Fitzgerald’s stance would appear to be critical of the upper class, as ultimately the rich
characters come to unhappy demises, yet, unintentionally or not, he reinforces stereotypes of
the different classes, and portrays poor people in a fairly negative light. The class that ‘The
Great Gatsby’ represents in the most positive light is the narrator himself, Nick Carraway, who
comes from a middle-class family and seems to be the only one content with his lot in life. The
Great Gatsby starts out displaying the theme of Marxism almost immediately with the
introduction of the narrator, Nick when he describes his socioeconomic status as a ‘bonds man’.
He describes his class pretty quick off the bat, saying; “My family have been prominent, well-
to-do people in this middle-western city for 3 generations.” The bourgeois status of Nick is
contrasted by the extremely wealthy Gatsby and his grand mansion. The extent of the splendor
Gatsby lives in is described in great detail by Nick, as is the Buchanans house; ‘The one on my
right (Gatsby’s house) was a colossal affair by any standard – it was a factual imitation of
some Hôtel de Ville in Normandy, with a tower on one side, spanking new under a thin beard
of raw ivy, and a marble swimming pool, and more than forty acres of lawn and garden.’ Nick
represents Fitzgerald’s view, as he comes from a well-off family, but he also works long, hard
hours as a bonds man, commuting daily to New York.
Jay Gatsby represents all the ambitious poor boys who believed in the land of
opportunity, as he followed his dream until the very end.
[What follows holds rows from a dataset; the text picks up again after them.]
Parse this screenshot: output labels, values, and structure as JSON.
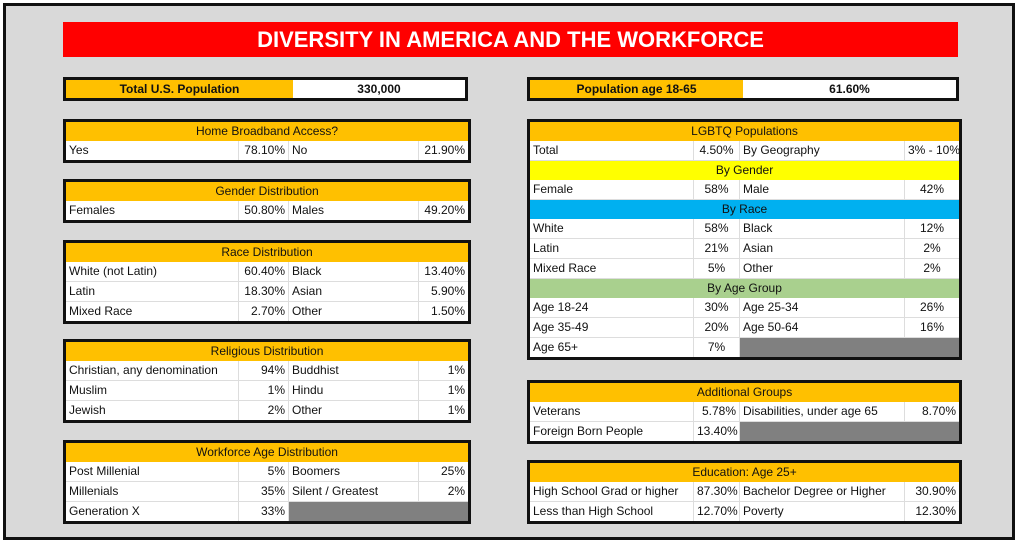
{
  "title": "DIVERSITY IN AMERICA AND THE WORKFORCE",
  "total_population": {
    "label": "Total U.S. Population",
    "value": "330,000"
  },
  "population_18_65": {
    "label": "Population age 18-65",
    "value": "61.60%"
  },
  "colors": {
    "header": "#ffc000",
    "title": "#ff0000",
    "by_gender": "#ffff00",
    "by_race": "#00b0f0",
    "by_age": "#a9d08e",
    "empty_cell": "#808080"
  },
  "sections": [
    {
      "id": "broadband",
      "side": "left",
      "top": 0,
      "header": "Home Broadband Access?",
      "rows": [
        [
          "Yes",
          "78.10%",
          "No",
          "21.90%"
        ]
      ]
    },
    {
      "id": "gender",
      "side": "left",
      "header": "Gender Distribution",
      "rows": [
        [
          "Females",
          "50.80%",
          "Males",
          "49.20%"
        ]
      ]
    },
    {
      "id": "race",
      "side": "left",
      "header": "Race Distribution",
      "rows": [
        [
          "White (not Latin)",
          "60.40%",
          "Black",
          "13.40%"
        ],
        [
          "Latin",
          "18.30%",
          "Asian",
          "5.90%"
        ],
        [
          "Mixed Race",
          "2.70%",
          "Other",
          "1.50%"
        ]
      ]
    },
    {
      "id": "religion",
      "side": "left",
      "header": "Religious Distribution",
      "rows": [
        [
          "Christian, any denomination",
          "94%",
          "Buddhist",
          "1%"
        ],
        [
          "Muslim",
          "1%",
          "Hindu",
          "1%"
        ],
        [
          "Jewish",
          "2%",
          "Other",
          "1%"
        ]
      ]
    },
    {
      "id": "workforce",
      "side": "left",
      "header": "Workforce Age Distribution",
      "rows": [
        [
          "Post Millenial",
          "5%",
          "Boomers",
          "25%"
        ],
        [
          "Millenials",
          "35%",
          "Silent / Greatest",
          "2%"
        ],
        [
          "Generation X",
          "33%"
        ]
      ]
    },
    {
      "id": "lgbtq",
      "side": "right",
      "center": true,
      "header": "LGBTQ Populations",
      "rows": [
        [
          "Total",
          "4.50%",
          "By Geography",
          "3% - 10%"
        ],
        {
          "sub": "By Gender",
          "color": "by_gender"
        },
        [
          "Female",
          "58%",
          "Male",
          "42%"
        ],
        {
          "sub": "By Race",
          "color": "by_race"
        },
        [
          "White",
          "58%",
          "Black",
          "12%"
        ],
        [
          "Latin",
          "21%",
          "Asian",
          "2%"
        ],
        [
          "Mixed Race",
          "5%",
          "Other",
          "2%"
        ],
        {
          "sub": "By Age Group",
          "color": "by_age"
        },
        [
          "Age 18-24",
          "30%",
          "Age 25-34",
          "26%"
        ],
        [
          "Age 35-49",
          "20%",
          "Age 50-64",
          "16%"
        ],
        [
          "Age 65+",
          "7%"
        ]
      ]
    },
    {
      "id": "additional",
      "side": "right",
      "header": "Additional Groups",
      "rows": [
        [
          "Veterans",
          "5.78%",
          "Disabilities, under age 65",
          "8.70%"
        ],
        [
          "Foreign Born People",
          "13.40%"
        ]
      ]
    },
    {
      "id": "education",
      "side": "right",
      "header": "Education:  Age 25+",
      "rows": [
        [
          "High School Grad or higher",
          "87.30%",
          "Bachelor Degree or Higher",
          "30.90%"
        ],
        [
          "Less than High School",
          "12.70%",
          "Poverty",
          "12.30%"
        ]
      ]
    }
  ]
}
He is unquestionably rich, and the
descriptions of his ostentatious house and parties uphold this. He is the archetypal rags to riches
story – but with no happy ending. His family were ‘unsuccessful farm people’, and he changed
his name from James Gatz to Jay Gatsby in order to disassociate himself from them. If he had
admitted to being from a poor background, it is likely he would not have been as popular as he
was. The goal of the main character, Jay Gatsby is to win back Daisy, who he lost the chance
to marry back when he was an officer, as a direct result of his inadequate monetary status in
Daisy’s eyes. At the beginning of Gatsby’s courting of Daisy, when he was just a soldier, the
ambitious young man realizes that his current status is not going to be enough to maintain her
interest. “However glorious might be his future as Jay Gatsby, he was at present a penniless
young man without a past, and at any moment the invisible cloak of his uniform might slip from
his shoulders. “Her current husband – Tom Buchanan is very wealthy, and would be considered
old money, which Gatsby cannot compete with as he came across his wealth through his own
means. When talking to Nick about his mansion, Gatsby says; “It took me just 3 years to earn
the money that bought it.” Gatsby lives in this vast house all by himself, with the single goal
of ‘winning’ Daisy. For 5 years he has held the belief that when she sees his house, and the
wealth he has accumulated, she will be his again. This reinforces the Marxist view that the
upper class holds all the power, as Gatsby believes that money is the key to gaining Daisy’s
affections. It seems like he will be successful, as they start seeing each other, and Daisy even
tells Tom she will leave him. However, the class above Gatsby, who is represented by Tom
Buchanan, wins out, as he puts doubt into Daisy’s mind by telling her that Gatsby is just a
‘bootlegger’. Even though Daisy claims that she loves Gatsby, she never sees him again after
she goes home, not even turning up to his funeral. In Daisy’s world, security and money are
everything, and she will not let love get in the way of these things. Classes are in essence the
driving force behind Gatsby’s goal, and definitely a realistic portrayal of the time frame the
book was set in, the 20’s. Marxism says that society involves a struggle between the upper and
lower class, which is in essence what Gatsby is struggling against, as he fights to be accepted
as upper class for once and all, ridding himself of his humbler origins.